We cannot escape it. It flashes all over our computer screen. It inundates us with text messages. It fills our email inboxes. It monopolizes our television screens. It fills the pages of magazines and newspapers; and it gets delivered with our snail mail. The pressure to buy, buy, buy – and to apply for credit and sign up for email and text notifications. We are urged to join “exclusive” clubs that tether you to a specific store or brand – all with the message that you will be “saving” money. The blaring advertisements between the songs played on the radio, and the fund drives and pleas from the non-profits are all clamoring for our attention.
Somewhere, buried deep within our psyche, we know that spending money does not equal saving money; but we buy into the falsehood anyway. Our inner guidance is drowned out by the noise of consumerism. We are collectively being deceived and our ability to think rationally is squeezed out by constant temptation. We are literally being crushed by our own insatiable desires – desires that we may not have had before they were waved in front of our nose.

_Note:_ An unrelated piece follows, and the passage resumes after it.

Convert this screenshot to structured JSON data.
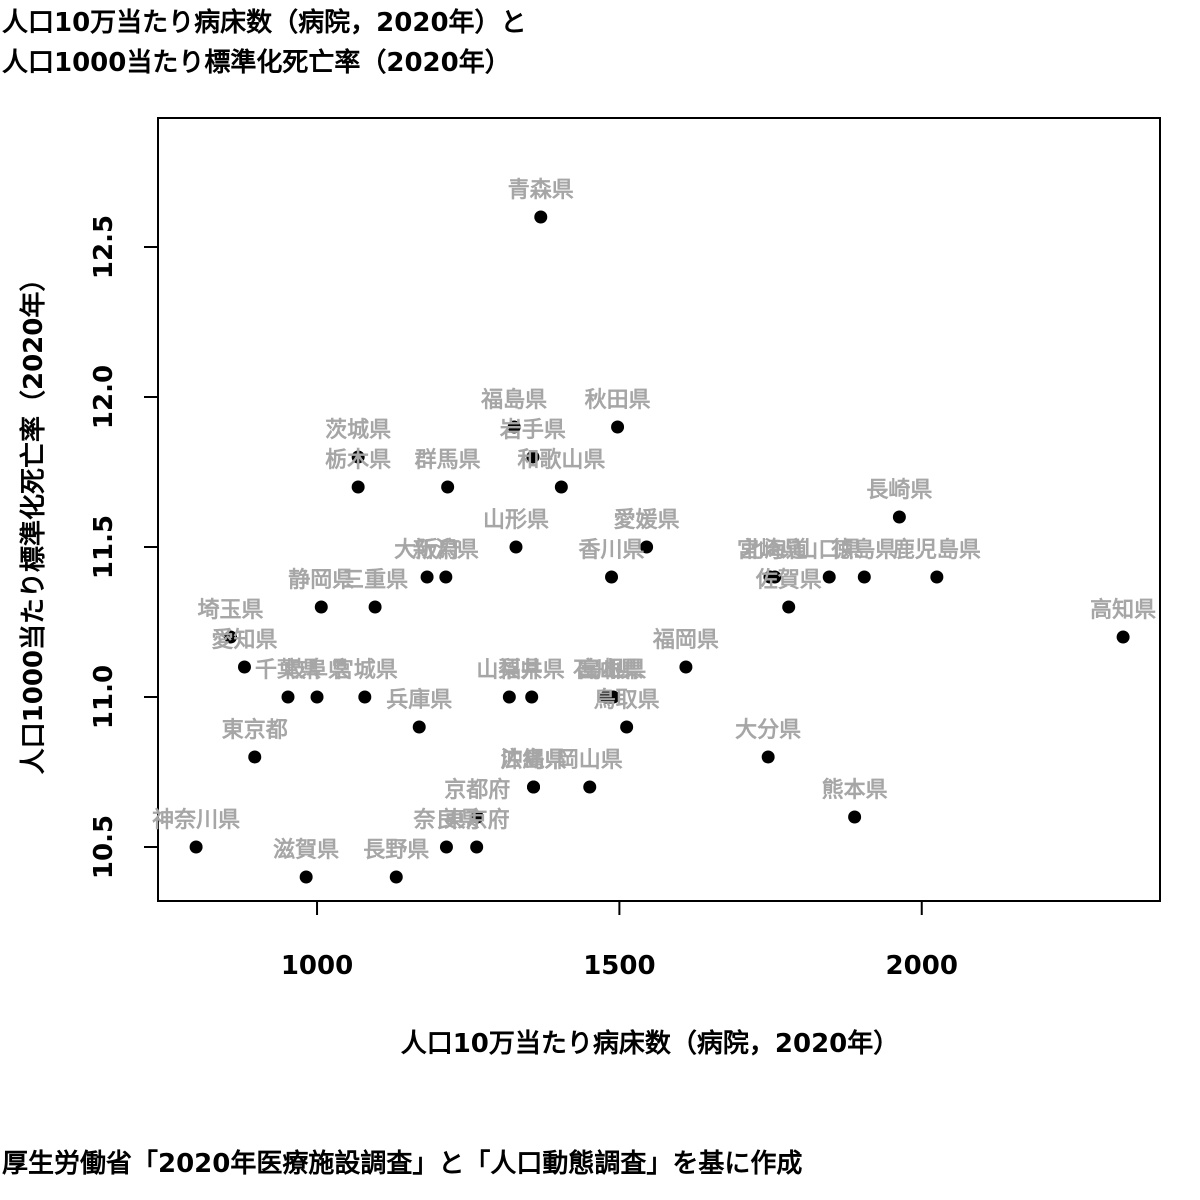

We are targeted at every turn. We cannot check out at a store without passing by numerous items that the merchant is hoping we will add to our purchase. And even when we think we are strong enough to resist, we are offered recurring shipments that promise to “save” us money.
Our own government has a 36 trillion dollar debt. Consumer debt is at an all time high. Here we are at the holidays again and how many of us will pile up still more debt and astronomical interest, ensuring us days of anxiety, sleepless nights, and poor health, even while we struggle to put food on the table. Our country cannot continue on this trajectory. Neither can we. We have lost our values. We have lost our way. Come January, our government will be making a fresh start. We will as well. It is up to each of us individually, to release the pressure and to learn to find contentment, not in things, but in life itself.